Ahead of Sunday’s 87th Academy Awards, Associated Press film writers Jake Coyle and Lindsey Bahr share their predictions for a ceremony that could be a nail biter.
BEST PICTURE
COYLE:
Will Win: Alejandro Gonzalez Inarritu’s Birdman comes home to roost despite the landmark accomplishment of Boyhood. As a celebration of showbiz, it’s the Shakespeare in Love of its time.
Should Win: Boyhood marries film and time in a uniquely powerful way, but it’s also worth making a case for Wes Anderson’s The Grand Budapest Hotel, the most relentlessly fun and inventive film of the year.
Should Have Been a Contender: Interstellar. Christopher Nolan’s epic is unloved, but it’s a glorious sci-fi soup that would have added some big-budget dazzle to the Oscars. I mean, it’s got a fourth dimension.
BAHR:
Will Win: While Birdman’s formal ambitions and extraordinary ensemble cast are impressive, the earnest 12-year experiment that spawned a compelling film in Boyhood is just too good a narrative to ignore.
Should Win: Boyhood, but not because of dedication. A lot of people toil for years on their dream projects. Boyhood is a great and deeply humane film that celebrates the ordinariness of the everyday and is destined to be a classic.
Should Have Been a Contender: In ten years we’ll look back on Interstellar’s near-absence from this year’s Academy Awards as a grave cinematic injustice. At least Nolan is in good company. 2001: A Space Odyssey was shut out of the best picture race too.
BEST ACTOR
Will Win: In one of the most hotly contested categories of the entire race, it wouldn’t be surprising if the academy went with the comparatively elder statesmen Michael Keaton for the comeback performance of a lifetime. Redmayne will get another shot.
Should Win: Keaton. We shouldn’t really care about the artistic endeavours of a past his prime megalomaniac, but Keaton was able to make Riggan Thomson at turns sympathetic, wholly unlikable and desperately sad.
Should Have Been a Contender: There are so many great performances that would have warranted a nomination here, including David Oyelowo for his powerful and studied take on Martin Luther King, Jr in Selma and Oscar Isaac’s determined entrepreneur in A Most Violent Year.
Will Win: Redmayne. The freckled one appears to be the favourite for his technically impressive performance.
Should Win: Keaton. Redmayne is a talented young actor, but he’s a little precious for a physicist. Keaton has been an electric live-wire for decades.
Should Have Been a Contender: The performance of the year was Timothy Spall’s J.M.W. Turner in Mr. Turner. If the Oscars were judged on grunting ability (and shouldn’t they be?), he’d win in a cakewalk.
BEST ACTRESS
Will Win: Julianne Moore, Still Alice.
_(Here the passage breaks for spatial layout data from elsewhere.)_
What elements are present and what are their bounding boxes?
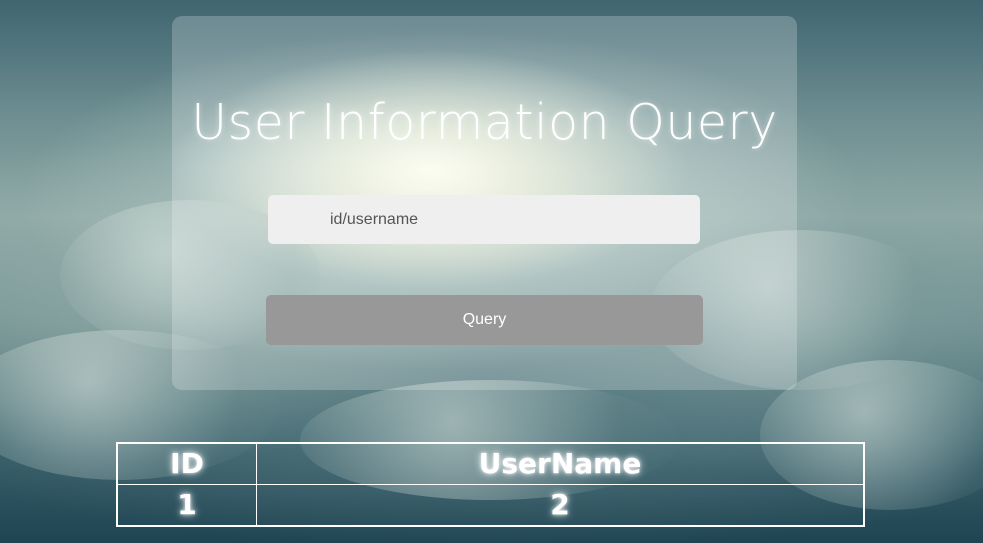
query-panel: User Information Query Query bbox=[172, 16, 797, 390]
column-header-id: ID bbox=[116, 442, 257, 485]
column-header-username: UserName bbox=[256, 442, 865, 485]
table-row: 1 2 bbox=[116, 484, 865, 527]
page-title: User Information Query bbox=[191, 94, 778, 151]
query-button[interactable]: Query bbox=[266, 295, 703, 345]
table-cell-username: 2 bbox=[256, 484, 865, 527]
result-table: ID UserName 1 2 bbox=[116, 442, 865, 527]
search-input[interactable] bbox=[268, 195, 700, 244]
table-header-row: ID UserName bbox=[116, 442, 865, 485]
table-cell-id: 1 bbox=[116, 484, 257, 527]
A great actress overdue for an Oscar, although the film is … forgettable.
Should Win: Marion Cotillard, Two Days, One Night. The French actress deserved nods for both this unadorned performance and for the unfairly overlooked The Immigrant.
Should Have Been a Contender: Tilda Swinton, Only Lovers Left Alive. In Jim Jarmusch’s bitingly funny vampire tale, she’s captivating just walking down a Tangier street. One of cinema’s most exotic creatures.
Will Win: Five-time nominee Moore is long overdue for an Oscar and her nuanced portrayal of an accomplished woman deteriorating at the hands of early onset Alzheimer’s in an otherwise mediocre movie is her golden ticket.
Should Win: Moore for any other performance? But if we have to count this year’s contenders: Felicity Jones. The Theory of Everything is Jane Hawking’s story and Jones’ self-possessed take on a woman in an incredibly difficult situation has been upstaged by the flashier performance in the film.
Should Have Been a Contender: Comedian Jenny Slate showed great depth, humour and empathy in the perfectly realized Obvious Child, a film so enjoyable and of its time that older guard institutions probably didn’t know what to do with it.
BEST SUPPORING ACTOR
Will Win: J.K. Simmons’ maniacal jazz instructor in Whiplash has been the top choice since the film premiered at Sundance over a year ago.
Should Win: Simmons, and it’ll be extremely disappointing if he doesn’t lose it at the Oscar orchestra when they try to play him off.
Should Have Been a Contender: Tony Revolori was barely even in the conversation for his magnetic, loyal lobby boy Zero in The Grand Budapest Hotel. Wes Anderson’s stylish esthetic seems to blind people to the fact that there truly compelling and emotional performances beneath the Popsicle-colored environs.